Photo: Uber TG

Uber resumes AV testing in San Francisco

17 March 2020

by Christopher Carey

Uber has resumed testing of its self-driving cars on San Francisco’s streets–almost two years after the ride sharing company scaled back its autonomous vehicle (AV) testing programme following a fatal crash in Arizona.

The California Department of Motor Vehicles (DMV) reinstated Uber’s permit to test self-driving vehicles on public roads in February, with the company saying it will limit activities to two vehicles, both operated by safety drivers during daylight hours only.

An Uber spokesperson said: “Our testing area will be limited in scope to start, but we look forward to scaling up our efforts in the months ahead and learning from the difficult but informative road conditions that the Bay Area has to offer.”

The mobility provider is currently trialling its AV programme in Pittsburgh, Dallas, Washington, DC, and Toronto—but San Francisco is the only other city besides Pittsburgh where Uber’s cars will operate in autonomous mode.

Last November the National Transportation Safety Board (NTSB) criticised Uber’s “inadequate safety culture” in a scathing report on the 2018 incident in Arizona in which an Uber AV hit and killed a pedestrian.

It found the car’s automated driving system detected the pedestrian 5.6 seconds before impact, but “never accurately identified the object crossing the road as a pedestrian,” and that the car’s safety driver was not looking at the road 34 percent of the time–glancing at their phone 23 times in the final three minutes before the crash.
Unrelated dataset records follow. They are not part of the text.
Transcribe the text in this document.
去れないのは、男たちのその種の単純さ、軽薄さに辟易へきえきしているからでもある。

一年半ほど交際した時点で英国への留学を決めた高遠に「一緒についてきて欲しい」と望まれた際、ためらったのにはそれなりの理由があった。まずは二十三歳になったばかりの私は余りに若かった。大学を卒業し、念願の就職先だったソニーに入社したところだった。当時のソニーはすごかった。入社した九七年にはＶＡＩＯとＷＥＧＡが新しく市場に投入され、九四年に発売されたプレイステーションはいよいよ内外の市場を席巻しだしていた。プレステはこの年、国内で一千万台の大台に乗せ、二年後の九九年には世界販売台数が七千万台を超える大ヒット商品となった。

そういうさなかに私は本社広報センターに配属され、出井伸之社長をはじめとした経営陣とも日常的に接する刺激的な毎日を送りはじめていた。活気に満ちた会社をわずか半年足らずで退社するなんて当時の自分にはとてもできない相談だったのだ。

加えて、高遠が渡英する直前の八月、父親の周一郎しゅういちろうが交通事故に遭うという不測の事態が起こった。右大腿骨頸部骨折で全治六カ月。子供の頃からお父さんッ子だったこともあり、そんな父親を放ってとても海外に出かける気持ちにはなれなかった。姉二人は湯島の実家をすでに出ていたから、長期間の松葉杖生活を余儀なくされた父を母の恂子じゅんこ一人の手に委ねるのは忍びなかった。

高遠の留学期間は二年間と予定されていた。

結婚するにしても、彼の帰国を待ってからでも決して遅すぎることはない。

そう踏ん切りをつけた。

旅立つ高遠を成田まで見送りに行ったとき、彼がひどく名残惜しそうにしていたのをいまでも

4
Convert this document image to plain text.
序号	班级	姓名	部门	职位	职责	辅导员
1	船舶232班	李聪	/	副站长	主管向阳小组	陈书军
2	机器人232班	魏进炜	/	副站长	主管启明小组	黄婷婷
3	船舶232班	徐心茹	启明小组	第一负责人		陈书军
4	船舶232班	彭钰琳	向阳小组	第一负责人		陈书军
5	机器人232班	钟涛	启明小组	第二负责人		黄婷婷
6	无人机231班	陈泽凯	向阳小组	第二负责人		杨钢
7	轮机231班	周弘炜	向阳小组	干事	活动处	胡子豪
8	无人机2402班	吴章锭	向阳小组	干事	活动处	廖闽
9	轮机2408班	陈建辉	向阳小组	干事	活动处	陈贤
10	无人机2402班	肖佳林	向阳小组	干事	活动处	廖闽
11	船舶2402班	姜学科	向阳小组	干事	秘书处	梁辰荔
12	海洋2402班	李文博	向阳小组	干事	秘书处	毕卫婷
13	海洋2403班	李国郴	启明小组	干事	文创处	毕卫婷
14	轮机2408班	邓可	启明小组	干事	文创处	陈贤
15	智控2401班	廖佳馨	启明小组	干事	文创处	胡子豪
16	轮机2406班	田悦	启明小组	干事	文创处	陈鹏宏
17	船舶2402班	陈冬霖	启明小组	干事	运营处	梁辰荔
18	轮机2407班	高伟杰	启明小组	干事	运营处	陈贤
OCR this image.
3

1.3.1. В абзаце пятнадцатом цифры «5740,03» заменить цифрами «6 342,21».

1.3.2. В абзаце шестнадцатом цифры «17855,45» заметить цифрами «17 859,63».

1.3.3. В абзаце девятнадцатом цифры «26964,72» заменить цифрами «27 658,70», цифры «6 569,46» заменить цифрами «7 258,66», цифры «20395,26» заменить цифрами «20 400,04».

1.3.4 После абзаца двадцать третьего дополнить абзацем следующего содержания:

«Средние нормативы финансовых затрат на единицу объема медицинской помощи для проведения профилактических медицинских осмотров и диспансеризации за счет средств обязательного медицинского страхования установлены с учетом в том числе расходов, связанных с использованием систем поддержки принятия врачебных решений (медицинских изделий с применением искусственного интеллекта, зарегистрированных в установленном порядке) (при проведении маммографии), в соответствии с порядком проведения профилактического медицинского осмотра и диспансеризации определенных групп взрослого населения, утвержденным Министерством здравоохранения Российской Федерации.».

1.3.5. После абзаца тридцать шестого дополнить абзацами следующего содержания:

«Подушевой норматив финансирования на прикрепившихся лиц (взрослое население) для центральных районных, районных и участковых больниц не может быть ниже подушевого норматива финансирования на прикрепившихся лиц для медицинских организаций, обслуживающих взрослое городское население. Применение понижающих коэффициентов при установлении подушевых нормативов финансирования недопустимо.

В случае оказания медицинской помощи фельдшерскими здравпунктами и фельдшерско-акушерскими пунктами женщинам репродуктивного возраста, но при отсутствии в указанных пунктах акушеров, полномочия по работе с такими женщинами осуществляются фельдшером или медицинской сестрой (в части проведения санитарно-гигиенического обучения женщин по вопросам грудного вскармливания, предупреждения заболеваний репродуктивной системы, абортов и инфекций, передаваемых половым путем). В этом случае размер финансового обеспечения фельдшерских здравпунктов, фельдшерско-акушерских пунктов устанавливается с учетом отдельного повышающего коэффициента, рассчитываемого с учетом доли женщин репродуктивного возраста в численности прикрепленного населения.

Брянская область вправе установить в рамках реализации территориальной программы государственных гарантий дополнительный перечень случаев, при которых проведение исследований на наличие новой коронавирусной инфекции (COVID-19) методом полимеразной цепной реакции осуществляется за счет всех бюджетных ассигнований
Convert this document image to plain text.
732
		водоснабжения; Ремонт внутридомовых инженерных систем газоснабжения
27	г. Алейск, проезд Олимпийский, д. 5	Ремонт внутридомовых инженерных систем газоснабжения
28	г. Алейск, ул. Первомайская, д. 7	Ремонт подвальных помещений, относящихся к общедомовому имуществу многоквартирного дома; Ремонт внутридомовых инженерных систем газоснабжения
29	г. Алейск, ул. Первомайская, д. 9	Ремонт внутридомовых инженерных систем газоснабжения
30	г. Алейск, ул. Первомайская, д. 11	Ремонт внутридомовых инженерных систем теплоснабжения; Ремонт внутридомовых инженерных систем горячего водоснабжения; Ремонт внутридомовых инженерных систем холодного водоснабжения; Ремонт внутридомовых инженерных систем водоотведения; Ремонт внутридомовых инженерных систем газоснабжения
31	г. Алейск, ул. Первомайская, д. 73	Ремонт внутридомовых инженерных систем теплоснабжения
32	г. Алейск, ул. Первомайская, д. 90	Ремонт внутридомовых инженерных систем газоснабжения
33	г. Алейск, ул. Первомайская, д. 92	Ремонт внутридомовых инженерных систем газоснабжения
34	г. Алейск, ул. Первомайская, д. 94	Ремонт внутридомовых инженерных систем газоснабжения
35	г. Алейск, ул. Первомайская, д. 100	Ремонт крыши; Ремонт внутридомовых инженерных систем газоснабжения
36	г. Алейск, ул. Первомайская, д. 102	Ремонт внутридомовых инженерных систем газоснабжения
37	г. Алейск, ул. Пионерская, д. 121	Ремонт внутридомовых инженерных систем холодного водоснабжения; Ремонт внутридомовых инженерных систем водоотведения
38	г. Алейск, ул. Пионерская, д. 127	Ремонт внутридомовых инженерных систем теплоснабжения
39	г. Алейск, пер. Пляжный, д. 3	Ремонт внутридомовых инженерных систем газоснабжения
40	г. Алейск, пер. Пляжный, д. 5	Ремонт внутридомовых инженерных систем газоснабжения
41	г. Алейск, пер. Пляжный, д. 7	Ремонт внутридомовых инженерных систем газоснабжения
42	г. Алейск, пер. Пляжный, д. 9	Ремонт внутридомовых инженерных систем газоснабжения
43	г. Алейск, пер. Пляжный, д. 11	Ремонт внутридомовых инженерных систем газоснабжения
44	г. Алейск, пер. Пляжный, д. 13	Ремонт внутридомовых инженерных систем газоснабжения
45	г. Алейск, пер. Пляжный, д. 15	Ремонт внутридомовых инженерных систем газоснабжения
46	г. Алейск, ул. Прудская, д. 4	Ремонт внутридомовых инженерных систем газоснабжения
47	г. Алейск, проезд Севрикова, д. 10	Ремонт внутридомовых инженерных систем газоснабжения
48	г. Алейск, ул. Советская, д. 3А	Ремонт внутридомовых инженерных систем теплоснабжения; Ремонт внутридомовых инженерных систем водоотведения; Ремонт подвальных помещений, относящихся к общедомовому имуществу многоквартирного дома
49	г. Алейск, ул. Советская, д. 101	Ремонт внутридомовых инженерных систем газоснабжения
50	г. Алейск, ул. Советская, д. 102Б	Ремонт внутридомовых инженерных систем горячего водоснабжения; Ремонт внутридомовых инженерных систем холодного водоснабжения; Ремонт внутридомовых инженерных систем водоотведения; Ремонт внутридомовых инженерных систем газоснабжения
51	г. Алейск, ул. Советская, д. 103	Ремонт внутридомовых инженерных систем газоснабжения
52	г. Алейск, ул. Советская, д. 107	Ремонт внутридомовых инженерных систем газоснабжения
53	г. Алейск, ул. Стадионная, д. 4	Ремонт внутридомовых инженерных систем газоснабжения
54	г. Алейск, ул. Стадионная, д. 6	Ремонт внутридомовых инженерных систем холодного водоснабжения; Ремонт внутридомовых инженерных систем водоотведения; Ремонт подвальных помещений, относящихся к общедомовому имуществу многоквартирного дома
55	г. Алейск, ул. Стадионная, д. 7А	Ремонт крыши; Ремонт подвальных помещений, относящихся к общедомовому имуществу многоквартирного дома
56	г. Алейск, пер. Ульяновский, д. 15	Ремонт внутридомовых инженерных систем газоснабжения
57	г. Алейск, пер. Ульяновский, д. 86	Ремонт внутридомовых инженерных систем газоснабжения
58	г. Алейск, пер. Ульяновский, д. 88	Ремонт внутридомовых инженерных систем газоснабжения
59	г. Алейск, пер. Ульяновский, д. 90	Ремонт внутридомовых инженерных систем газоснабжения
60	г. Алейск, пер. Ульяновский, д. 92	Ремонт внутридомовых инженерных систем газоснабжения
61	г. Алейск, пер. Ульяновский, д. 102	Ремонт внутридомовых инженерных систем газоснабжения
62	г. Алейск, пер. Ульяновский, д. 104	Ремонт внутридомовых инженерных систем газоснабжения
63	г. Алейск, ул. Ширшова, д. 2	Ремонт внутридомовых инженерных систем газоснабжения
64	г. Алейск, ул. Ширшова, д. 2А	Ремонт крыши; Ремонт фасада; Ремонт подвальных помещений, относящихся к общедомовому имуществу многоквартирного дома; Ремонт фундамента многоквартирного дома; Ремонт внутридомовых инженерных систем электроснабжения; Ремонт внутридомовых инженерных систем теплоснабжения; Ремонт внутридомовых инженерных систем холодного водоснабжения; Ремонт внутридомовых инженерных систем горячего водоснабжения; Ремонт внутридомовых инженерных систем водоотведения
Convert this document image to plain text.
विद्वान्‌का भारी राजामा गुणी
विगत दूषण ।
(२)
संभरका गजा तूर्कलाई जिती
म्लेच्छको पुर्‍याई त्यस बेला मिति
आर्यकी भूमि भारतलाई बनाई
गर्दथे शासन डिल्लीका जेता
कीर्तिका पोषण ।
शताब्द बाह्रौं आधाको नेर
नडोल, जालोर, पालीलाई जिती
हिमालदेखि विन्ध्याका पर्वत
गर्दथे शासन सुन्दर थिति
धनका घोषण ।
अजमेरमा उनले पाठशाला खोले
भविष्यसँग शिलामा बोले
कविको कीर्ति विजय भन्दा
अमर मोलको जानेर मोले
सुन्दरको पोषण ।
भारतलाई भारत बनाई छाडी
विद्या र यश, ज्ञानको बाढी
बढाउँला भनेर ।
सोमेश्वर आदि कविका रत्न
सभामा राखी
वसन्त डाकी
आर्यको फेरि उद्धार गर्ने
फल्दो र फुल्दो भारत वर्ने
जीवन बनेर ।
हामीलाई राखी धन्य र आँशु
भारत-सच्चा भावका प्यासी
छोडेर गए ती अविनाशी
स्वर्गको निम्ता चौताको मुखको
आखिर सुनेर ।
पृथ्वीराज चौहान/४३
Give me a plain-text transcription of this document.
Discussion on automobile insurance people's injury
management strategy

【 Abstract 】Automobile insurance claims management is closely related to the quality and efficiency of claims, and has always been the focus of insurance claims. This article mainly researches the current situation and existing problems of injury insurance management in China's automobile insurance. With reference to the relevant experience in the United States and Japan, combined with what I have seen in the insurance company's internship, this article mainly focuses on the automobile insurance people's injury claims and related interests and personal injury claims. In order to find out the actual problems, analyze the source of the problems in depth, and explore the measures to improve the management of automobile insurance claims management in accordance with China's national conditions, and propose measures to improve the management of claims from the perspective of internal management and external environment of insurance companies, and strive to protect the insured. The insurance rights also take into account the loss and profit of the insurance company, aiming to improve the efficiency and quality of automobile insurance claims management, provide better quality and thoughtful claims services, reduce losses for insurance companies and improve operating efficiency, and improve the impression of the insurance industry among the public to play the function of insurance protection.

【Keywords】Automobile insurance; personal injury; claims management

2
The report later established that the vetting and hiring of safety drivers was “careless”, as the driver in question was a convicted armed robber who had served almost four years in a state prison.

The testing phase in San Francisco will initially be limited to two weeks, with the vehicles only operated in self-driving mode in the less populated west side Richmond District.

Currently 65 companies have permits from the California DMV to test self-driving vehicles on public roads–which differs from permits issued by the California Public Utilities Commission (CPUC) to transport passengers in autonomous vehicles.

Only six companies–GM’s Cruise, Aurora, AutoX, Pony.ai, Waymo, and Zoox–have permits under the CPUC’s pilot programme, with Zoox the first to receive one in December 2018.